By the way my slip ring failed recently and I had slz module replaced. All buttons work fine, but there is Driver restrain system fault. Is there any way I could recode the module using Insta+?
Thank you in advance!!


----------



## Elthox (Sep 10, 2015)

It alpears you coded acsm without properly removing all sensors and connectors of pedestrian


----------



## sharkisx (Jan 5, 2021)

Elthox said:


> It alpears you coded acsm without properly removing all sensors and connectors of pedestrian



Hmm. I thought I disconnected them all... How can I reach front centre sensor? That is a bit odd, because PPS fault disappeared.


----------



## Elthox (Sep 10, 2015)

I think bumper should be removed. After being 100% sure nothing is connected, code acsm again


----------



## sharkisx (Jan 5, 2021)

Elthox said:


> I think bumper should be removed. After being 100% sure nothing is connected, code acsm again



So I took the bumper off and disconnected the last sensor. After that went to E-sys and Coded ACSM module again. Then went to ISTA and cleared all the faults, but the faults are still on... 

What am I doing wrong?


----------



## Elthox (Sep 10, 2015)

Ignition under hood is not disconnected


----------



## sharkisx (Jan 5, 2021)

Elthox said:


> Ignition under hood is not disconnected


These are 4 PPS connectors that I hade disconnected under the hood
Plus one in the middle of the bumper and corner of the bamper.


----------



## Elthox (Sep 10, 2015)

Cant see Bonnet hinges if they are disconnected as well


----------



## sharkisx (Jan 5, 2021)

Yes they are. In one of those photos they are visible that they are disconnected. 
It's giving me a headache.....


----------



## Elthox (Sep 10, 2015)

Just perform test calculation wity ista. It will show you the right diagram of sensors for pedestrian


----------



## sharkisx (Jan 5, 2021)

Elthox said:


> Just perform test calculation wity ista. It will show you the right diagram of sensors for pedestrian


Done that before. I've got 6 sensors disconnected in total. 
While I had one sensor connected it was showing "pedestrian protection system front middle" fault, but I had it disconnected and it only shows the Ignition circuit fault which I don't know what's that


----------



## jrchavez97 (May 16, 2021)

shawnsheridan said:


> PM me TeamViewer login and I will fix it


i Have same issue i see the ACSM but see no green dot next to 3 codes. how can i inject the 3 CAFD


----------



## shawnsheridan (Jan 10, 2009)

jrchavez97 said:


> i Have same issue i see the ACSM but see no green dot next to 3 codes. how can i inject the 3 CAFD


Picture shows normal ACSM without issues.

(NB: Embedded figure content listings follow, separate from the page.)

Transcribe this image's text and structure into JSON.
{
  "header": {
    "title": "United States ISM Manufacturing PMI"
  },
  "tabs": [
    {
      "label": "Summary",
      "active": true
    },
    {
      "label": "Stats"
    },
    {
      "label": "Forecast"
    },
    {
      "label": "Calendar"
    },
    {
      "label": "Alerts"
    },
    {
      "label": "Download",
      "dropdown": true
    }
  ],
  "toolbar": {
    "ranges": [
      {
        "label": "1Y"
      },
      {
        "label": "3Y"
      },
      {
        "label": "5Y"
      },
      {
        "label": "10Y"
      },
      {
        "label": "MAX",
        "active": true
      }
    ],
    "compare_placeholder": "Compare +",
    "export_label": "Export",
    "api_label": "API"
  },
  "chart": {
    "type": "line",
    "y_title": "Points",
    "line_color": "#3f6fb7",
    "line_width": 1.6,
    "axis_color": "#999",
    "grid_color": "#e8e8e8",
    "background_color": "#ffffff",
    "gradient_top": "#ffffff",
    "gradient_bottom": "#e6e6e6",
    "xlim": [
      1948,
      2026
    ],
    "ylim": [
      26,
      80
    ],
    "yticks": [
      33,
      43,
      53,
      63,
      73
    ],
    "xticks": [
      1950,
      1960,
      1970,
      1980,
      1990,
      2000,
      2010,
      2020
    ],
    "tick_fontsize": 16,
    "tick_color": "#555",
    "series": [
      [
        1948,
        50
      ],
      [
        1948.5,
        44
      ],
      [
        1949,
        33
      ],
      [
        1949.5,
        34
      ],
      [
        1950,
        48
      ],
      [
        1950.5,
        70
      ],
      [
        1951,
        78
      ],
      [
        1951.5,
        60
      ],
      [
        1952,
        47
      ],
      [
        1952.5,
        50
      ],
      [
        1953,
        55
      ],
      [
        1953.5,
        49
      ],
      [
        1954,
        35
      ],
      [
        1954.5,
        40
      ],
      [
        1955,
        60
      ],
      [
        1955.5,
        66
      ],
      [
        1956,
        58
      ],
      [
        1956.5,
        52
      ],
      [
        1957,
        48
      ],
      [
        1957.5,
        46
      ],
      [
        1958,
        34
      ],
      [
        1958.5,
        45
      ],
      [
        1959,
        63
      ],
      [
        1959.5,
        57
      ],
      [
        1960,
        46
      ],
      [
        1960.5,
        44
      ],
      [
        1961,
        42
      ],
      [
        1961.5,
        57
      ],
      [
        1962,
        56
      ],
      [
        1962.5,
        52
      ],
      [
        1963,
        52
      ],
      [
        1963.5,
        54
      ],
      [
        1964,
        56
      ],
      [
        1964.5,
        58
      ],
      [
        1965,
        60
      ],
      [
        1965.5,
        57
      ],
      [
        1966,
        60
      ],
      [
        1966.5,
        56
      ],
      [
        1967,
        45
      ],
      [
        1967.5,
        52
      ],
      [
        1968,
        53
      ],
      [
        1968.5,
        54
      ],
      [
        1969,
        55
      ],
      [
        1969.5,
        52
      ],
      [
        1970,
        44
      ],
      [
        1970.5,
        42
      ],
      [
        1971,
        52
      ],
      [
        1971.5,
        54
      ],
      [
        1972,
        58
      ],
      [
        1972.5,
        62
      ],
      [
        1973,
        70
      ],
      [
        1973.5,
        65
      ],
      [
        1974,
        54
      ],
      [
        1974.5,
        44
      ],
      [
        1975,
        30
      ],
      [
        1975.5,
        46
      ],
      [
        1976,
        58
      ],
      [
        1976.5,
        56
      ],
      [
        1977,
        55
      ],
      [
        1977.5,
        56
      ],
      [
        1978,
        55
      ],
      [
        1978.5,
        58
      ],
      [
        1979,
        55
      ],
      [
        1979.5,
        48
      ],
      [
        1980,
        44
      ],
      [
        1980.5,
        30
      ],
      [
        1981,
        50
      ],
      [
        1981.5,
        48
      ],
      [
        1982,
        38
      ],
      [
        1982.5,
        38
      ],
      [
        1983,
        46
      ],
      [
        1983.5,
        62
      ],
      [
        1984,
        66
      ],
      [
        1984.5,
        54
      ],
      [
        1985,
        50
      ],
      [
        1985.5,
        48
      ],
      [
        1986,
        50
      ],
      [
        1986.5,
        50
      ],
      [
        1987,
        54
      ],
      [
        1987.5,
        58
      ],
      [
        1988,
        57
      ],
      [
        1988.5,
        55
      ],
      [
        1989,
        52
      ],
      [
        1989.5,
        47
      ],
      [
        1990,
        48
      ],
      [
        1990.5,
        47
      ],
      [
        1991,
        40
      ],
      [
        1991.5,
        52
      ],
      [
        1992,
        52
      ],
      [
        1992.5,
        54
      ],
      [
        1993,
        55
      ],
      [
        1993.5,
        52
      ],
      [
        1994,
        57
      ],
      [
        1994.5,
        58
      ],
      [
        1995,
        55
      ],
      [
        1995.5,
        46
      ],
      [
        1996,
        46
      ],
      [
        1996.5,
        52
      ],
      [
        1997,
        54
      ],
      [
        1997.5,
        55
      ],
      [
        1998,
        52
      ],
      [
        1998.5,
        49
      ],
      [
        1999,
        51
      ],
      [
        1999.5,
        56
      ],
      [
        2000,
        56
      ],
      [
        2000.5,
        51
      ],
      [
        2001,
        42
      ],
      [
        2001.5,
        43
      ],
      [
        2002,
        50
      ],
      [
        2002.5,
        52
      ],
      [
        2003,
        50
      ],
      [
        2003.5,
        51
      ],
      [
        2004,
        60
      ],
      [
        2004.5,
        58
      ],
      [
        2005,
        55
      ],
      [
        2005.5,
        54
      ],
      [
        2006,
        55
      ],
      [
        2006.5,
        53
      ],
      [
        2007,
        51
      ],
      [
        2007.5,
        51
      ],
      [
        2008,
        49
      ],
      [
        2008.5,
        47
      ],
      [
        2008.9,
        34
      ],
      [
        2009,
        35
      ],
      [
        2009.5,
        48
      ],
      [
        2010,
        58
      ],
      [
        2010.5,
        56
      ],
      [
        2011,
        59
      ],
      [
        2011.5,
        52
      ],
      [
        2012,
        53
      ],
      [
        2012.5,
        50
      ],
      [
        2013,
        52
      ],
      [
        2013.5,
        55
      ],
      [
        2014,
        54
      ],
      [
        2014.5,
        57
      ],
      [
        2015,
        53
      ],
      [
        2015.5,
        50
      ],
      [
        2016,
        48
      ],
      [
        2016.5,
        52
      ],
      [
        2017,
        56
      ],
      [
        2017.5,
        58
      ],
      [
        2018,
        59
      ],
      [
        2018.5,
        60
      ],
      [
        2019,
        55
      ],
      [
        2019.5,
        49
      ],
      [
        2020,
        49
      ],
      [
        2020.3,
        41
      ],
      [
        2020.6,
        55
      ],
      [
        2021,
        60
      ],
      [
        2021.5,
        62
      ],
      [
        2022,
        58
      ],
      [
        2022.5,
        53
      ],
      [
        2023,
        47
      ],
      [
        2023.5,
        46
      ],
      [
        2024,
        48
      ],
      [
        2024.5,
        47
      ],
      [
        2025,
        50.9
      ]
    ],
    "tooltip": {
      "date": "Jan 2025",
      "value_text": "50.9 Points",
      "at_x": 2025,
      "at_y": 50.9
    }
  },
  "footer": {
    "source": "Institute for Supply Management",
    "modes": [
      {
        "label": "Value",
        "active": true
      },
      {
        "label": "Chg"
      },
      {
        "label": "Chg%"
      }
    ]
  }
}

If you can code ACSM, there is NO reason to inject new CAFD. 

If you did actually have to inject CAFD into ACSM, you would use Detect CAF for SWE function and then select all 3 CAFD using Ctrl + Keys, and inject all 3.

* NOTE: Injecting CAFD (Detect CAF for SWE) and Flashing ECU's with >= v.4.17.20 PSdZData requires using newer E-Sys 3.30.0 or higher.


----------



## jrchavez97 (May 16, 2021)

shawnsheridan said:


> Picture shows normal ACSM without issues.
> 
> If you can code ACSM, there is NO reason to inject new CAFD.
> 
> ...


I keep getting the same 3 codes over and over even tho everything is in order. The airbag and seatbelt light wont clear. And i get error message on i drive


----------



## shawnsheridan (Jan 10, 2009)

jrchavez97 said:


> I keep getting the same 3 codes over and over even tho everything is in order. The airbag and seatbelt light wont clear. And i get error message on i drive


No idea what meaning of "same 3 codes" is. If ECU is codeable, then nothing is wrong with CAFD, 

You need to Lock ACSM,


----------



## jrchavez97 (May 16, 2021)

shawnsheridan said:


> No idea what meaning of "same 3 codes" is. If ECU is codeable, then nothing is wrong with CAFD,
> 
> You need to Lock ACSM,


By the same the 3 codes i mean fault codes everytime i scan the ecu i get the same 3 fault codes. Clear the fault codes and the fault codes instantly come back. By locking the acsm will it clear those fault codes making my error messages and dash lights go away? Ive used the transmitter in ESYS to reset it and the warning message comes back on.


----------



## shawnsheridan (Jan 10, 2009)

jrchavez97 said:


> By the same the 3 codes i mean fault codes everytime i scan the ecu i get the same 3 fault codes. Clear the fault codes and the fault codes instantly come back. By locking the acsm will it clear those fault codes making my error messages and dash lights go away? Ive used the transmitter in ESYS to reset it and the warning message comes back on.


I have no idea what fault codes you have nor the cause of them. 

Step 1 is make sure CAFD are Good and VO Code ACSM.

Step 2 is Lock ACSM.

Step 3 is Clear Fault Codes.


----------



## jrchavez97 (May 16, 2021)

shawnsheridan said:


> I have no idea what fault codes you have nor the cause of them.
> 
> Step 1 is make sure CAFD are Good and VO Code ACSM.
> 
> ...


I have no experience coding, is there any way u can step by step guide me to doing so. Im pretty much stuck on that.


----------



## shawnsheridan (Jan 10, 2009)

jrchavez97 said:


> I have no experience coding, is there any way u can step by step guide me to doing so. Im pretty much stuck on that.


In E-Sys, Connect => Read FA (VO) => Activate FA (VO) => Read (ECU) => Right-Click on ACSM (the ECU itself not the underlying CAFD) => Select CODE.


----------



## jrchavez97 (May 16, 2021)

shawnsheridan said:


> In E-Sys, Connect => Read FA (VO) => Activate FA (VO) => Read (ECU) => Right-Click on ACSM (the ECU itself not the underlying CAFD) => Select CODE.


Ok and once thats coded? What comes next?


----------